Durante una pandemia virale i due ricercatori Martin e Alma si avventurano in una foresta nei dintorni di Bristol per indagare sulla recente scomparsa di alcuni colleghi, tra i quali la dottoressa Olivia Wendle, ex-compagna di Martin. Aggrediti di notte da sconosciuti, Martin e Alma incontrano poi Zach, abbrutito dalla vita nei boschi, che si offre di aiutare Martin per una ferita al piede che si è procurato…

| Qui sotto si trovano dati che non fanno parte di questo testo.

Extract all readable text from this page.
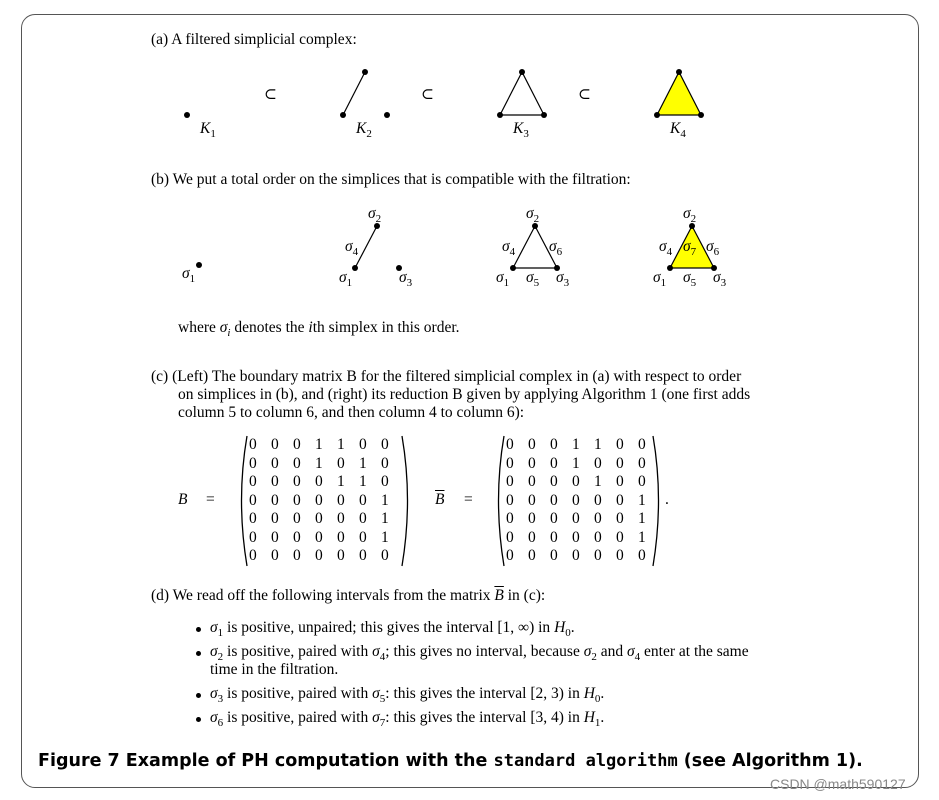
(a) A filtered simplicial complex:
⊂	⊂	⊂
$K_1$	$K_2$	$K_3$	$K_4$
(b) We put a total order on the simplices that is compatible with the filtration:
$\sigma_1$
$\sigma_2$
$\sigma_4$
$\sigma_1$	$\sigma_3$
$\sigma_2$
$\sigma_4$ $\sigma_6$
$\sigma_1$ $\sigma_5$ $\sigma_3$
$\sigma_2$
$\sigma_4$ $\sigma_7$ $\sigma_6$
$\sigma_1$ $\sigma_5$ $\sigma_3$
where $\sigma_i$ denotes the ith simplex in this order.
(c) (Left) The boundary matrix B for the filtered simplicial complex in (a) with respect to order
on simplices in (b), and (right) its reduction B given by applying Algorithm 1 (one first adds
column 5 to column 6, and then column 4 to column 6):
B =	$\overline{B}$ =	.
0 0 0 1 1 0 0
0 0 0 1 0 1 0
0 0 0 0 1 1 0
0 0 0 0 0 0 1
0 0 0 0 0 0 1
0 0 0 0 0 0 1
0 0 0 0 0 0 0
0 0 0 1 1 0 0
0 0 0 1 0 0 0
0 0 0 0 1 0 0
0 0 0 0 0 0 1
0 0 0 0 0 0 1
0 0 0 0 0 0 1
0 0 0 0 0 0 0
(d) We read off the following intervals from the matrix $\overline{B}$ in (c):
$\sigma_1$ is positive, unpaired; this gives the interval [1, ∞) in $H_0$.
$\sigma_2$ is positive, paired with $\sigma_4$; this gives no interval, because $\sigma_2$ and $\sigma_4$ enter at the same
time in the filtration.
$\sigma_3$ is positive, paired with $\sigma_5$: this gives the interval [2, 3) in $H_0$.
$\sigma_6$ is positive, paired with $\sigma_7$: this gives the interval [3, 4) in $H_1$.
Figure 7 Example of PH computation with the standard algorithm (see Algorithm 1).
CSDN @math590127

Scienza e anti-scienza. In epoca di pandemia è diventato uno
dei temi più ricorrenti di qualsiasi dibattito intorno ai destini della cultura
mondiale, in modo particolare di quella occidentale, da secoli robustamente
radicata in un approccio razionalistico. In questo senso Ben Wheatley propone
con la sua ultima fatica, In the Earth, una riflessione che dagli apparenti
confini del cinema horror di genere si addentra verso territori filosofici.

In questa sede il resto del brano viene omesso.